THE NATIONAL ANTI-SWEATING LEAGUE

As a result of George Cadbury’s sweated industries exhibition, a powerful all-party pressure group, the National Anti-Sweating League, was set up, dedicated to ending low pay and establishing a minimum wage. Its influential members included Mary Macarthur, George Cadbury, and historian and Christian socialist R. H. Tawney. The League’s secretary was J. J. Mallon, later to be a trustee of the Cradley Heath Workers’ Institute. The League carried on the work that the Daily News had begun by organising more large-scale exhibitions in Liverpool, Leicester, Bristol, Ilford, Oxford and elsewhere. The Manchester exhibition ran for three weeks. In Birmingham, it ran for ten.
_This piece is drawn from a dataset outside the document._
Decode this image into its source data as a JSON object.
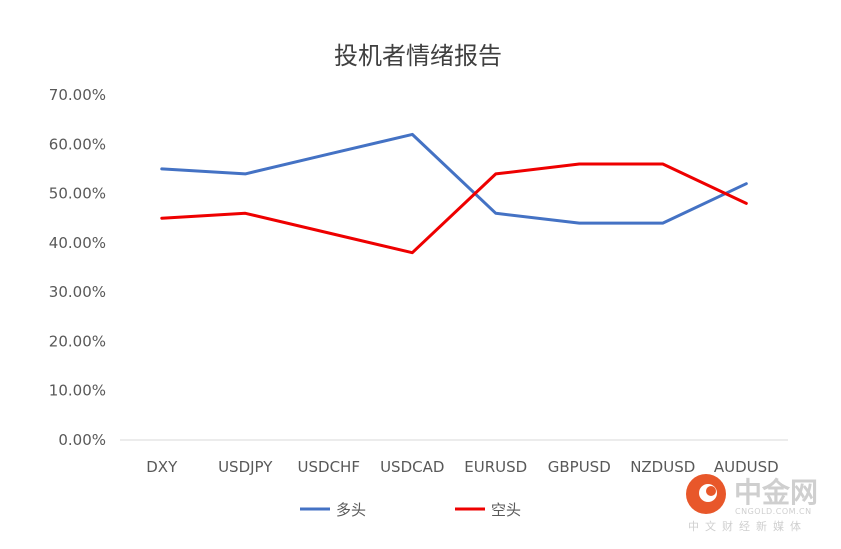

The League played an important role in exposing the sweated trades and converting the public to the idea of a minimum wage. In October 1906, it convened a conference of trade unionists at the Guildhall, London. It was to last two days, but such was the public interest that it was extended to three. The 341 delegates, representing two million organised workers, agreed that voluntary consumers’ leagues in Britain and America, designed to dissuade people from buying the products of sweated labour, had achieved little. Legislative action was the only answer. The conference gave the minimum wage campaign the widespread support it needed to turn principle into practical politics.